Ho visto il rock’n’roll del futuro e il suo nome è Bruce Springsteen. A pronunciare le parole profetiche nel 1974 fu Jon Landau, all’epoca critico sul Real Papar di Boston. Ma soprattutto spettatore inconsapevole di quello che sarebbe diventato lo storico live al Massachusetts’ Harvard Square Theatre di Cambridge. Quella notte, infatti, un giovanissimo e semi sconosciuto Bruce Springsteen si stava esibendo in apertura al concerto di Bonnie Raitt…

Era cresciuto in una tipica famiglia della working class nel New Jersey, insieme al padre veterano di guerra, alla madre di origini italiane e alle due sorelle. Nessuno sapeva ancora chi fosse, né chi sarebbe diventato, ma da quella benedizione senza riserve di Jon Landau tutto iniziò a cambiare. L’attenzione di pubblico e critica si spostò verso quel giovane rocker dall’aspetto sexy e dannato, fasciato nei suoi jeans scuri, spavaldo nella sua giacca di pelle. L’anno seguente, nel 1975, sarebbe uscito il suo terzo album in studio (dopo due dischi accolti tiepidamente). In altre parole: il disco che lo avrebbe consacrato alla fama e all’immortalità: Born to Run. Bruce era nato per correre, e finalmente era pronto.

Maggio 1974: Bruce Springsteen stava per prendersi il futuro

Accanto a Landau, quella notte del 9 maggio 1974, appostato in prossimità del palco e pronto a cogliere un concerto che avrebbe fatto storia, c’era anche qualcun altro. Uno altrettanto lungimirante, che aveva già avuto modo di ascoltare Bruce dal vivo senza capirci niente, se non che fosse di fronte a qualcosa di rivoluzionario: “La mia reazione è stata quella di chi non sapeva neanche che una musica come questa esistesse nell’universo.

Barry Schneier all’epoca era un giovane fotografo e stava per scattare le foto più famose della sua intera carriera. Ma anche le prime istantanee di un animale da palco che oggi conosciamo come il Boss del rock. Schneier si era appena seduto per fare una pausa, quando vide Bruce prepararsi al pianoforte: “Ho capito che era un grande. Ho immediatamente ricaricato la mia macchina fotografica e fatto una serie di scatti, quelli che sarebbero divenuti i miei scatti più noti”

Nato per correre

Come si compone la title track perfetta per un album che dovrà segnare la storia del rock mondiale? Non è detto che venga fuori così, all’improvviso, come una folgorazione. E anche se fosse, può diventare oggetto di studio e perfezionamento anche per mesi. Nel caso di Born to Run ce ne son o voluti ben 6 per raggiungere il risultato finale in studio di registrazione, più due anni precedenti, in cui il Boss aveva lavorato da solo al pezzo (il testo originale della prima versione scritta a mano è stato venduto all’asta nel 2013… per 197.000 dollari).

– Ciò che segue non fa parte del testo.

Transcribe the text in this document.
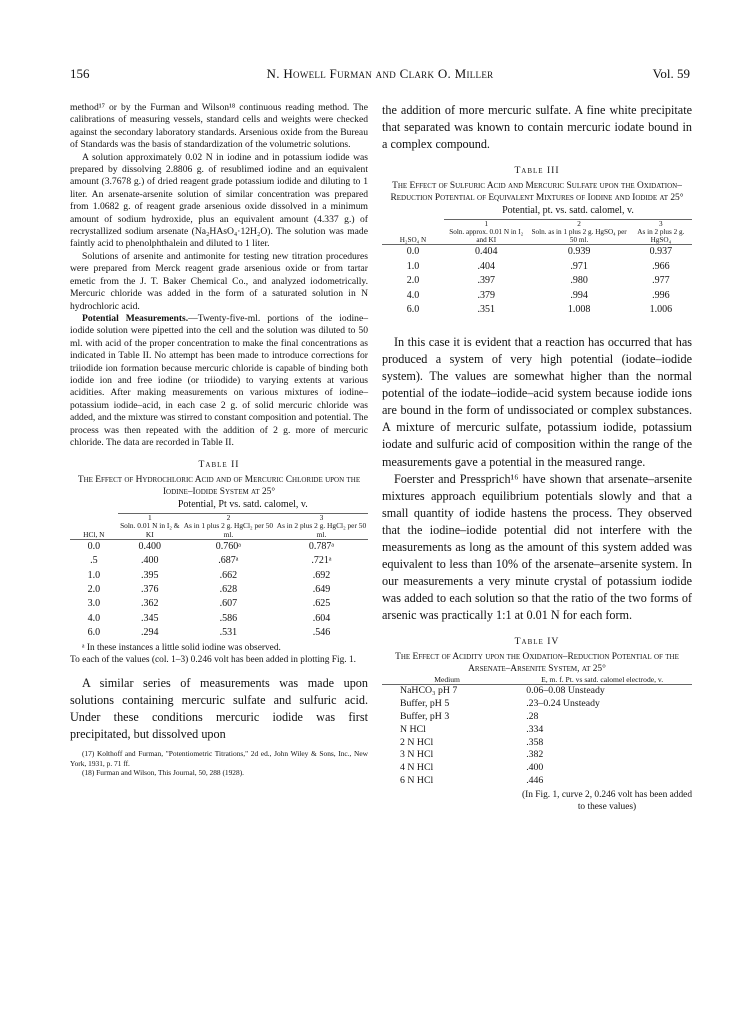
156	N. Howell Furman and Clark O. Miller	Vol. 59

method¹⁷ or by the Furman and Wilson¹⁸ continuous reading method. The calibrations of measuring vessels, standard cells and weights were checked against the secondary laboratory standards. Arsenious oxide from the Bureau of Standards was the basis of standardization of the volumetric solutions.

A solution approximately 0.02 N in iodine and in potassium iodide was prepared by dissolving 2.8806 g. of resublimed iodine and an equivalent amount (3.7678 g.) of dried reagent grade potassium iodide and diluting to 1 liter. An arsenate-arsenite solution of similar concentration was prepared from 1.0682 g. of reagent grade arsenious oxide dissolved in a minimum amount of sodium hydroxide, plus an equivalent amount (4.337 g.) of recrystallized sodium arsenate (Na₂HAsO₄·12H₂O). The solution was made faintly acid to phenolphthalein and diluted to 1 liter.

Solutions of arsenite and antimonite for testing new titration procedures were prepared from Merck reagent grade arsenious oxide or from tartar emetic from the J. T. Baker Chemical Co., and analyzed iodometrically. Mercuric chloride was added in the form of a saturated solution in N hydrochloric acid.

Potential Measurements.—Twenty-five-ml. portions of the iodine–iodide solution were pipetted into the cell and the solution was diluted to 50 ml. with acid of the proper concentration to make the final concentrations as indicated in Table II. No attempt has been made to introduce corrections for triiodide ion formation because mercuric chloride is capable of binding both iodide ion and free iodine (or triiodide) to varying extents at various acidities. After making measurements on various mixtures of iodine–potassium iodide–acid, in each case 2 g. of solid mercuric chloride was added, and the mixture was stirred to constant composition and potential. The process was then repeated with the addition of 2 g. more of mercuric chloride. The data are recorded in Table II.

Table II
The Effect of Hydrochloric Acid and of Mercuric Chloride upon the Iodine–Iodide System at 25°
	Potential, Pt vs. satd. calomel, v.		
	1	2	3
HCl, N	Soln. 0.01 N in I₂ & KI	As in 1 plus 2 g. HgCl₂ per 50 ml.	As in 2 plus 2 g. HgCl₂ per 50 ml.
0.0	0.400	0.760ᵃ	0.787ᵃ
.5	.400	.687ᵃ	.721ᵃ
1.0	.395	.662	.692
2.0	.376	.628	.649
3.0	.362	.607	.625
4.0	.345	.586	.604
6.0	.294	.531	.546

ᵃ In these instances a little solid iodine was observed.

To each of the values (col. 1–3) 0.246 volt has been added in plotting Fig. 1.

A similar series of measurements was made upon solutions containing mercuric sulfate and sulfuric acid. Under these conditions mercuric iodide was first precipitated, but dissolved upon

(17) Kolthoff and Furman, "Potentiometric Titrations," 2d ed., John Wiley & Sons, Inc., New York, 1931, p. 71 ff.

(18) Furman and Wilson, This Journal, 50, 288 (1928).

the addition of more mercuric sulfate. A fine white precipitate that separated was known to contain mercuric iodate bound in a complex compound.

Table III
The Effect of Sulfuric Acid and Mercuric Sulfate upon the Oxidation–Reduction Potential of Equivalent Mixtures of Iodine and Iodide at 25°
	Potential, pt. vs. satd. calomel, v.		
	1	2	3
H₂SO₄ N	Soln. approx. 0.01 N in I₂ and KI	Soln. as in 1 plus 2 g. HgSO₄ per 50 ml.	As in 2 plus 2 g. HgSO₄
0.0	0.404	0.939	0.937
1.0	.404	.971	.966
2.0	.397	.980	.977
4.0	.379	.994	.996
6.0	.351	1.008	1.006

In this case it is evident that a reaction has occurred that has produced a system of very high potential (iodate–iodide system). The values are somewhat higher than the normal potential of the iodate–iodide–acid system because iodide ions are bound in the form of undissociated or complex substances. A mixture of mercuric sulfate, potassium iodide, potassium iodate and sulfuric acid of composition within the range of the measurements gave a potential in the measured range.

Foerster and Pressprich¹⁶ have shown that arsenate–arsenite mixtures approach equilibrium potentials slowly and that a small quantity of iodide hastens the process. They observed that the iodine–iodide potential did not interfere with the measurements as long as the amount of this system added was equivalent to less than 10% of the arsenate–arsenite system. In our measurements a very minute crystal of potassium iodide was added to each solution so that the ratio of the two forms of arsenic was practically 1:1 at 0.01 N for each form.

Table IV
The Effect of Acidity upon the Oxidation–Reduction Potential of the Arsenate–Arsenite System, at 25°
Medium	E, m. f. Pt. vs satd. calomel electrode, v.
NaHCO₃ pH 7	0.06–0.08 Unsteady
Buffer, pH 5	.23–0.24 Unsteady
Buffer, pH 3	.28
N HCl	.334
2 N HCl	.358
3 N HCl	.382
4 N HCl	.400
6 N HCl	.446

(In Fig. 1, curve 2, 0.246 volt has been added to these values)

8 tracce composte, in una prima fase, quasi interamente al pianoforte, seguendo una visione creativa “teatrale”, riservata per la prima volta a Born to Run, come spiegato dallo stesso Bruce. 2 ore per scattare 600 foto prima di ottenere quella che avrebbe reso iconica la copertina del disco. Solo 185 dollari per acquistare la chitarra con cui Springsteen posa nello scatto in copertina: l’avreste mai detto? Alla fine Bruce Springsteen lanciò sul mercato il suo terzo album in studio. Ovvero il primo dell’era Springsteen per come la intendiamo oggi. E il successo fu assoluto. Intendiamoci: non un buon successo, né un comune successo di critica: Born to Run fu accolto come una sorta di creatura plasmata dal nuovo padreterno del rock, un album piovuto dal cielo per ristabilire l’ordine delle cose e diventare una bibbia.

Nessuno come lui

La stampa non usò mezzi termini, la sentenza era storica: con Bruce Springsteen era appena iniziata una nuova epoca, niente del genere era mai stato ascoltato prima. Una delle analisi rimaste più famose (e più cliniche rispetto al fenomeno in corso) fu quella di Greil Marcus su Rolling Stone: “Non hai mai ascoltato nulla di simile prima, ma lo capisci immediatamente, perché questa musica – o il pianto di Springsteen, che canta senza parole, gemendo sulle ultime strofe di chitarra di ‘Born to Run’, o gli accordi sorprendenti che seguono ogni verso di ‘Jungleland’, o l’apertura di ‘Thunder Road’ – è esattamente come dovrebbe essere il rock & roll“.